The Best Kept Secret of the Christian Faith

One day last week, I took a break from my work to take a long walk with my dog along the shore of White Bear Lake.  As you know, we were blessed with an extended winter this year, and it was the first day for a little while when the sun had come out here in our neck of the woods.  I took my time, allowing my dog to sniff every bush and tree and inviting the sun’s rays to seep into the pores of my body.  It felt decadent, and I realized how, for the past several weeks, I had allowed the cloudy and cold weather to plunge me into somewhat of a funk.  I thought about the joy I felt as I walked in the sunshine.

Joy is an emotion comprised of feelings of happiness, contentment, and harmony. It is that sense of being one with God, oneself and the world.  It differs from general happiness in that it is not caused by a particular event and certainly not by the acquisition of more stuff.  Rather, it comes from within.  Joy is the emotion that makes life worth living because it resonates with our core identity. 

But joy also can be so elusive.  Most of us feel it fleetingly as I did yesterday as I walked beside the lake.  But as we know here in Minnesota, not all days are sunny and not all days go just the way we wish.  So what’s the trick to experiencing joy consistently, day after day?  How may we live joyful lives without our joy being so dependent upon the whims of the weather or any other temporary condition of our lives?

The Irish playwright George Bernard Shaw wrote: “This is the true joy in life, the being used for a purpose recognized by yourself as a mighty one; the being thoroughly worn out before you are thrown on the scrap heap; the being a force of Nature instead of a feverish selfish little clod of ailments and grievances complaining that the world will not devote itself to making you happy.”

There’s so much truth in that statement.  So Irish, but also so true!  Joy is consistently found when we devote ourselves to something good and beautiful that is beyond ourselves.  Joy is found, consistently found, when we wear ourselves out for the good of others and for the sake of this beautiful but broken world.  This, by the way, is also a fairly good description of living in the Way of Christ Jesus.  It is what he taught; what he lived.  It is a life of sacrificial love to which we disciples of Jesus are called.

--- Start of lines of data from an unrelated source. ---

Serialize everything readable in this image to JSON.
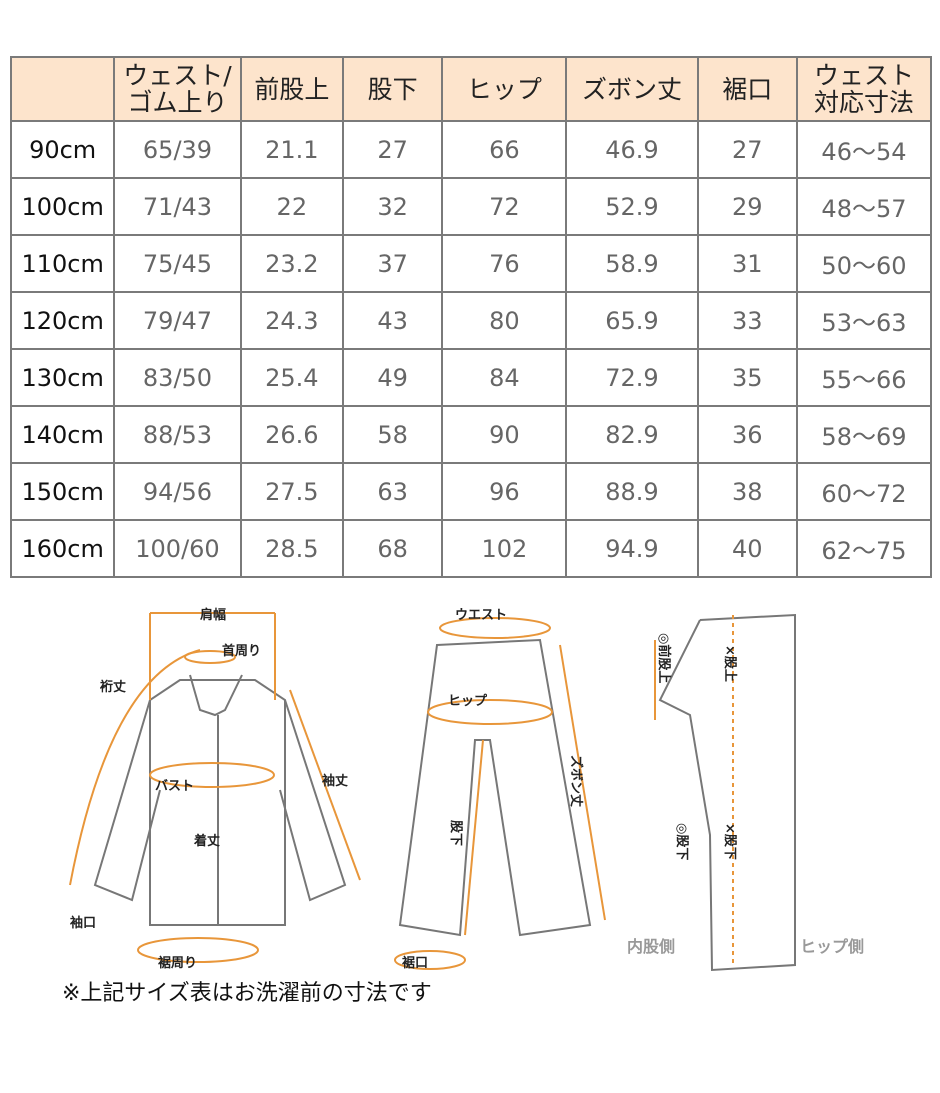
{
  "table": {
    "headers": [
      "",
      "ウェスト/\nゴム上り",
      "前股上",
      "股下",
      "ヒップ",
      "ズボン丈",
      "裾口",
      "ウェスト\n対応寸法"
    ],
    "rows": [
      [
        "90cm",
        "65/39",
        "21.1",
        "27",
        "66",
        "46.9",
        "27",
        "46〜54"
      ],
      [
        "100cm",
        "71/43",
        "22",
        "32",
        "72",
        "52.9",
        "29",
        "48〜57"
      ],
      [
        "110cm",
        "75/45",
        "23.2",
        "37",
        "76",
        "58.9",
        "31",
        "50〜60"
      ],
      [
        "120cm",
        "79/47",
        "24.3",
        "43",
        "80",
        "65.9",
        "33",
        "53〜63"
      ],
      [
        "130cm",
        "83/50",
        "25.4",
        "49",
        "84",
        "72.9",
        "35",
        "55〜66"
      ],
      [
        "140cm",
        "88/53",
        "26.6",
        "58",
        "90",
        "82.9",
        "36",
        "58〜69"
      ],
      [
        "150cm",
        "94/56",
        "27.5",
        "63",
        "96",
        "88.9",
        "38",
        "60〜72"
      ],
      [
        "160cm",
        "100/60",
        "28.5",
        "68",
        "102",
        "94.9",
        "40",
        "62〜75"
      ]
    ]
  },
  "diagram": {
    "shirt": {
      "shoulder": "肩幅",
      "neck": "首周り",
      "yuki": "裄丈",
      "bust": "バスト",
      "sleeve": "袖丈",
      "length": "着丈",
      "cuff": "袖口",
      "hem": "裾周り"
    },
    "pants": {
      "waist": "ウエスト",
      "hip": "ヒップ",
      "length": "ズボン丈",
      "inseam": "股下",
      "hem": "裾口"
    },
    "side": {
      "front_rise": "◎前股上",
      "rise": "×股上",
      "inseam_o": "◎股下",
      "inseam_x": "×股下",
      "inner": "内股側",
      "hip_side": "ヒップ側"
    }
  },
  "note": "※上記サイズ表はお洗濯前の寸法です",
  "colors": {
    "header_bg": "#fde4cc",
    "accent": "#e8963a"
  }
}
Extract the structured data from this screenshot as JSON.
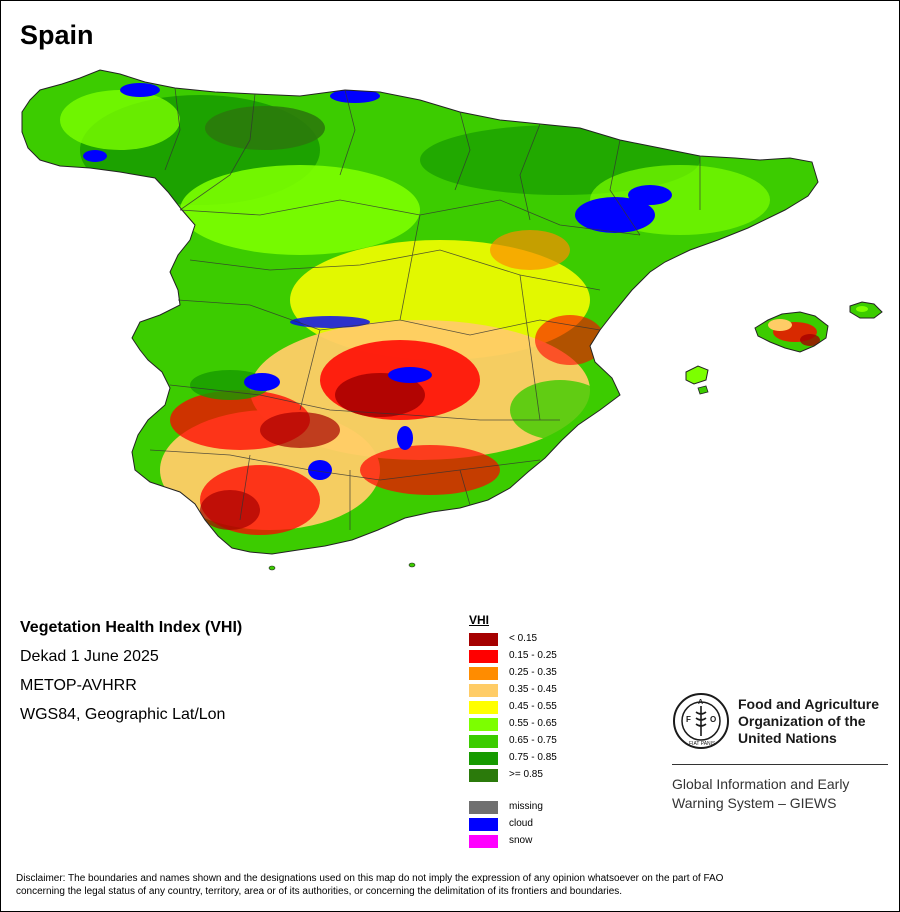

We come to church week after week for a variety of reasons. At least part of my commitment to the St. John’s fellowship of faithful friends is tied to the joy I feel when serving others, and it is at church that I am reminded of who I am and the life to which God has called me.  Of course, Jesus commands us “to love others as we love ourselves”, but the best kept secret of the Christian faith is that when we actually live those words, we can’t help but allow God’s joy to fill the pores of our bodies and minds and souls.